Rice farmers in Taitung County have begun using scarecrows equipped with solar panels to protect crops from birds after researchers devised the technique as a labor-saving measure.
Researchers at the Taitung District Agricultural Research and Extension Station said the solar-powered scarecrows can make noises that scare away birds without harming the animals.
Farmers normally scare birds off with cans strung together by thread or with firecrackers, but this requires them to wake early and stay out late into the night until the birds leave their fields.

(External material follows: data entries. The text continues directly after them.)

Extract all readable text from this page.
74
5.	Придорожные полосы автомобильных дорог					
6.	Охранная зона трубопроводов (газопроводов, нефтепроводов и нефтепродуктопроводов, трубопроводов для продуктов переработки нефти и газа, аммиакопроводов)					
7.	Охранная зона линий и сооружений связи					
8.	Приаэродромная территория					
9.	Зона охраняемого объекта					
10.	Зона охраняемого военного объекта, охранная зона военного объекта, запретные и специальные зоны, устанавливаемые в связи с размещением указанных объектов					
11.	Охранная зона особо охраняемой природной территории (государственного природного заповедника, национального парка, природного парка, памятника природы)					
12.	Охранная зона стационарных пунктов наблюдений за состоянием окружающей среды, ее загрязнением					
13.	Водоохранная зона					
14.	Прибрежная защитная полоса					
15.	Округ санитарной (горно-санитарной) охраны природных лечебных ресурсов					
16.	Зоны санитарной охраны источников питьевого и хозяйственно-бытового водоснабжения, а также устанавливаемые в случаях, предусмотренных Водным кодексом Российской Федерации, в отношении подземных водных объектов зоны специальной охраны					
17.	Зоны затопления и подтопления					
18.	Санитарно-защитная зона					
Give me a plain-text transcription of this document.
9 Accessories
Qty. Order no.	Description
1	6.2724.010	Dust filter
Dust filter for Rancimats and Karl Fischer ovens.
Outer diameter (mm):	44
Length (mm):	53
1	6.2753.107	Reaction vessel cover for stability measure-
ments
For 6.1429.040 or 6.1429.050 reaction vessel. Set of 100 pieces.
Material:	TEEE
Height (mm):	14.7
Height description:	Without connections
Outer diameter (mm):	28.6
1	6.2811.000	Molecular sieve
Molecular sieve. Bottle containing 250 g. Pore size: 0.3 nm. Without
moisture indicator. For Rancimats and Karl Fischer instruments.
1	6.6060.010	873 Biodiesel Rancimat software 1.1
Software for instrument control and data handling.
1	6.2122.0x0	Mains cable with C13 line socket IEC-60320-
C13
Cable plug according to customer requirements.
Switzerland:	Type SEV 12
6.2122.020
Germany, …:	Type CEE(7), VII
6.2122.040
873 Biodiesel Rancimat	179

Photo: Chen Hsien-yi, Taipei Times
One farmer surnamed Pa (巴) said he and other farmers had tried different methods of scaring birds away, adding that all of the methods they tried required constant supervision of their fields.

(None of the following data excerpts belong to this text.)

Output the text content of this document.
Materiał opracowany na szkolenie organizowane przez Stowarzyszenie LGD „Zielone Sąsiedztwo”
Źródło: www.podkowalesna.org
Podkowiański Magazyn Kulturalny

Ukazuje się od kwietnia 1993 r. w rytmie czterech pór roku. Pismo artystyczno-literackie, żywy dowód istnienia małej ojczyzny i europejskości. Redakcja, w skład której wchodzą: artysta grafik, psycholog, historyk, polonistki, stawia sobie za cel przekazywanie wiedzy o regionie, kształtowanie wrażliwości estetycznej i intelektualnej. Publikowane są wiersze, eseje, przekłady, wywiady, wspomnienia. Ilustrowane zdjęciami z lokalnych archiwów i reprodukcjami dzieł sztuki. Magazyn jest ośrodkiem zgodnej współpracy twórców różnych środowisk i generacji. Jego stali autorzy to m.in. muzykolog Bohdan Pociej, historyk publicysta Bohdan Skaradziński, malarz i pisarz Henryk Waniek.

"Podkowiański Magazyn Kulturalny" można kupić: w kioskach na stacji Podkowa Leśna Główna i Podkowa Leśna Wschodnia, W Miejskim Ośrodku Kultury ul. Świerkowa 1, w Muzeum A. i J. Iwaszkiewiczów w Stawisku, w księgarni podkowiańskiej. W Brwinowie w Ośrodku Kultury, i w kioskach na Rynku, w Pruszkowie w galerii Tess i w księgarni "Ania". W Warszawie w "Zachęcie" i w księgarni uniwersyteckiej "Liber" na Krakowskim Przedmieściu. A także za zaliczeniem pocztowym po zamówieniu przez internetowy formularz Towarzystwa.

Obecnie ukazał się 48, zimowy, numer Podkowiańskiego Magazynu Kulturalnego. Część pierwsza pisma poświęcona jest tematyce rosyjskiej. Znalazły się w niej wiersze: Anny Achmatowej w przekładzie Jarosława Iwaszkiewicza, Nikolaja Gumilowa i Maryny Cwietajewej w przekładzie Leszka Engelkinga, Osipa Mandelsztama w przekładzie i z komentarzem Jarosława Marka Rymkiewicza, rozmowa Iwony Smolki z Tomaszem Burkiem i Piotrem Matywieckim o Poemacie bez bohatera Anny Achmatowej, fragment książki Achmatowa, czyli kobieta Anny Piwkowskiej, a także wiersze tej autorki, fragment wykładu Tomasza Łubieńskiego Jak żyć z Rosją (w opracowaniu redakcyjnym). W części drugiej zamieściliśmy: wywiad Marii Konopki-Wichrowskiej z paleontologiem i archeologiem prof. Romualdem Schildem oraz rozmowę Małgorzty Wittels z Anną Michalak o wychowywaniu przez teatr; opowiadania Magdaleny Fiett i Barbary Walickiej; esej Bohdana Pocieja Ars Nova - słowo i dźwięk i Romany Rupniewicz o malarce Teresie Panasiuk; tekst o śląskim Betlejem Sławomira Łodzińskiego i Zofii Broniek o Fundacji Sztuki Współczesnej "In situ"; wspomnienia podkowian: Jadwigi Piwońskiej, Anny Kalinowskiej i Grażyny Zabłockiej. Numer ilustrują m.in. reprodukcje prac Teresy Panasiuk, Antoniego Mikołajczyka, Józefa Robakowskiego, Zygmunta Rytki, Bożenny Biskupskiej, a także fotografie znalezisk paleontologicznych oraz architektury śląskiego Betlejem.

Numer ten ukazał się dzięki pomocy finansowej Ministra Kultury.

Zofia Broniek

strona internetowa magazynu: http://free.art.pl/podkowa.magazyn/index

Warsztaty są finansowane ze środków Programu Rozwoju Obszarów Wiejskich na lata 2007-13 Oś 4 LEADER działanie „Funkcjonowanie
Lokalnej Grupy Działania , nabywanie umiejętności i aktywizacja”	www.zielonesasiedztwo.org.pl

Even with fields being supervised it was common to lose half of a year’s harvest to birds, he said.
Station technical specialist Tseng Hsiang-en (曾祥恩) said the scarecrows are more effective than farmers at scaring birds, because several of them can be used simultaneously to cover a field.

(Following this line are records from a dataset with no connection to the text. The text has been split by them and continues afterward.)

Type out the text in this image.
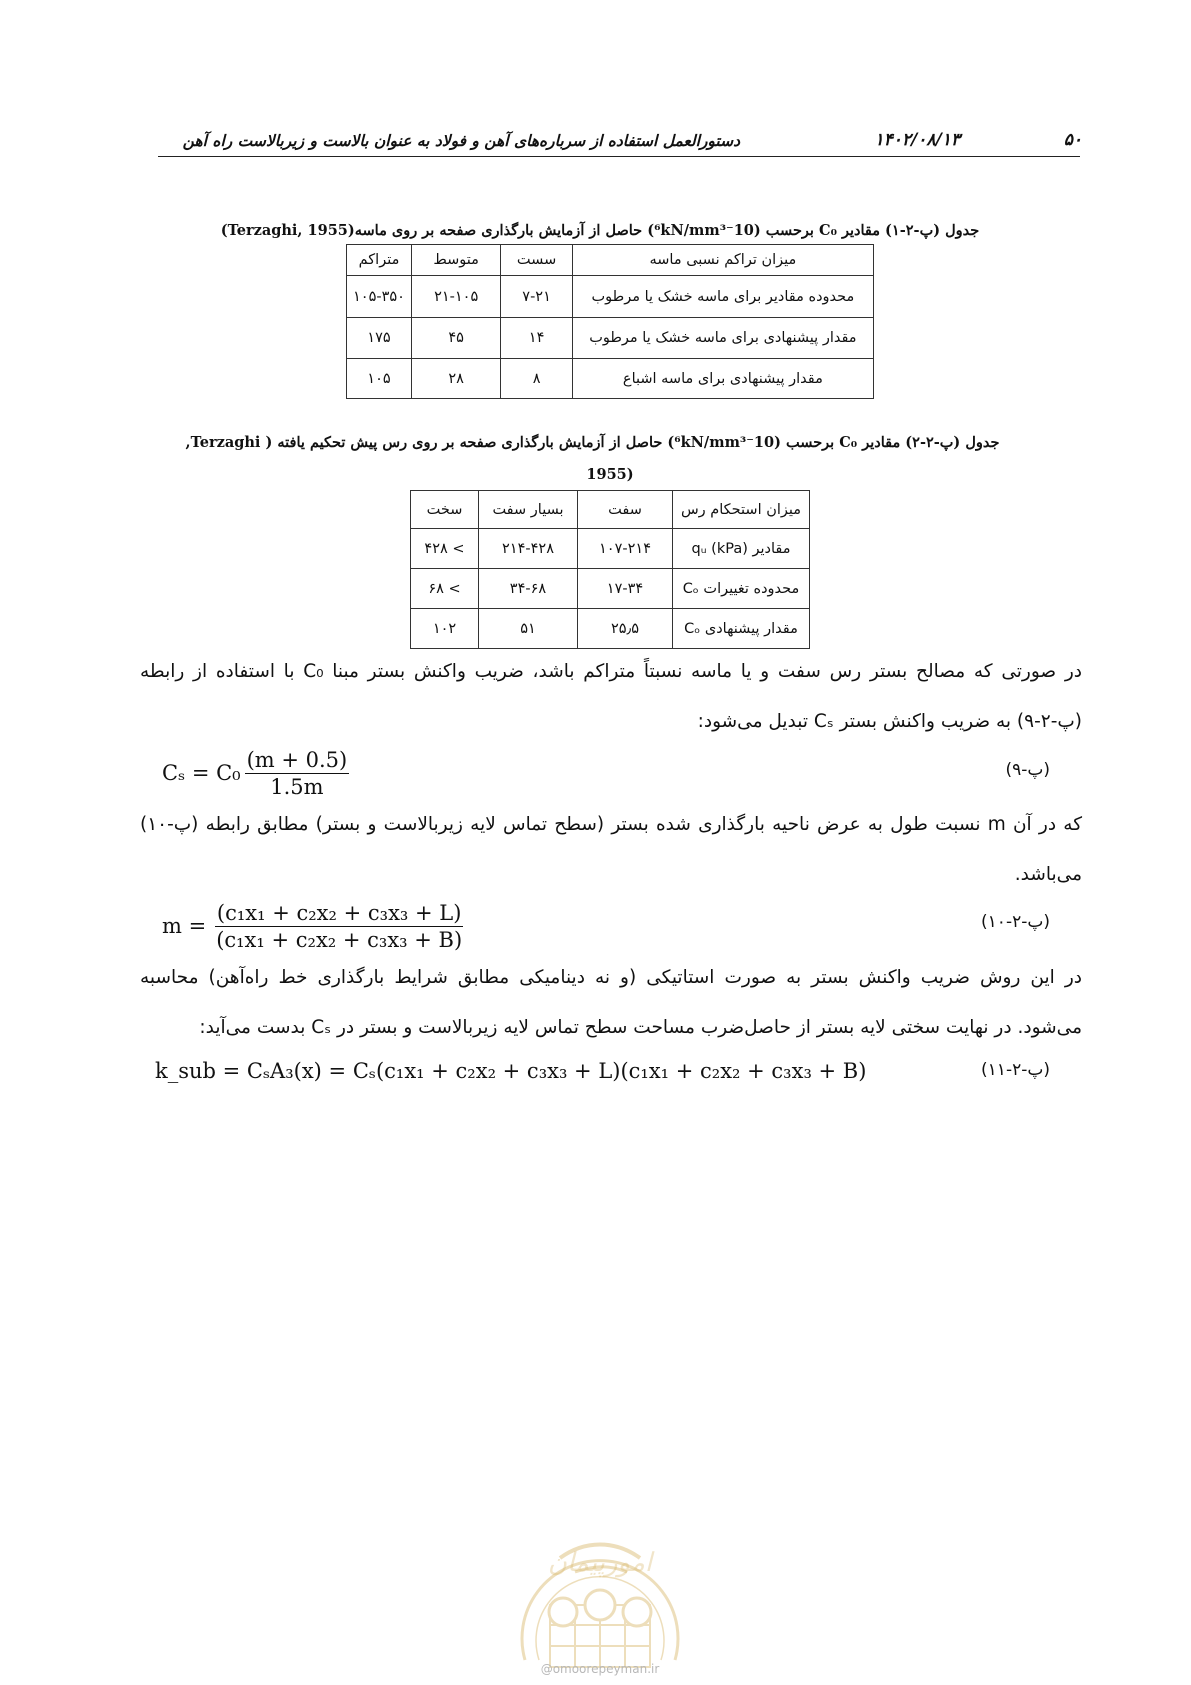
۵۰
۱۴۰۲/۰۸/۱۳
دستورالعمل استفاده از سرباره‌های آهن و فولاد به عنوان بالاست و زیربالاست راه آهن
جدول (پ-۲-۱) مقادیر C₀ برحسب (10⁻⁶kN/mm³) حاصل از آزمایش بارگذاری صفحه بر روی ماسه(Terzaghi, 1955)
میزان تراکم نسبی ماسه	سست	متوسط	متراکم
محدوده مقادیر برای ماسه خشک یا مرطوب	۷-۲۱	۲۱-۱۰۵	۱۰۵-۳۵۰
مقدار پیشنهادی برای ماسه خشک یا مرطوب	۱۴	۴۵	۱۷۵
مقدار پیشنهادی برای ماسه اشباع	۸	۲۸	۱۰۵
جدول (پ-۲-۲) مقادیر C₀ برحسب (10⁻⁶kN/mm³) حاصل از آزمایش بارگذاری صفحه بر روی رس پیش تحکیم یافته ( Terzaghi,
1955)
میزان استحکام رس	سفت	بسیار سفت	سخت
مقادیر qᵤ (kPa)	۱۰۷-۲۱۴	۲۱۴-۴۲۸	> ۴۲۸
محدوده تغییرات Cₒ	۱۷-۳۴	۳۴-۶۸	> ۶۸
مقدار پیشنهادی Cₒ	۲۵٫۵	۵۱	۱۰۲
در صورتی که مصالح بستر رس سفت و یا ماسه نسبتاً متراکم باشد، ضریب واکنش بستر مبنا C₀ با استفاده از رابطه (پ-۲-۹) به ضریب واکنش بستر Cₛ تبدیل می‌شود:
$C_s = C_0 \frac{(m + 0.5)}{1.5m}$	(پ-۹)
که در آن m نسبت طول به عرض ناحیه بارگذاری شده بستر (سطح تماس لایه زیربالاست و بستر) مطابق رابطه (پ-۱۰) می‌باشد.
$m = \frac{\text{(c₁x₁ + c₂x₂ + c₃x₃ + L)}}{\text{(c₁x₁ + c₂x₂ + c₃x₃ + B)}}$	(پ-۲-۱۰)
در این روش ضریب واکنش بستر به صورت استاتیکی (و نه دینامیکی مطابق شرایط بارگذاری خط راه‌آهن) محاسبه می‌شود. در نهایت سختی لایه بستر از حاصل‌ضرب مساحت سطح تماس لایه زیربالاست و بستر در Cₛ بدست می‌آید:
k_sub = CₛA₃(x) = Cₛ(c₁x₁ + c₂x₂ + c₃x₃ + L)(c₁x₁ + c₂x₂ + c₃x₃ + B)	(پ-۲-۱۱)
امورپیمان
@omoorepeyman.ir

The NT$45,000 scarecrows are cheaper than human labor in the long term, Tseng said, adding that a network of scarecrows can be set up easily.
Station director Chen Yu-chu (陳昱初) said the station hopes the scarecrows would give farmers a way to protect their crops.
“One scarecrow can cover 1 hectare of land and can run for several years using ‘renewable’ energy. The other options available are expensive and quickly break down,” Chen said.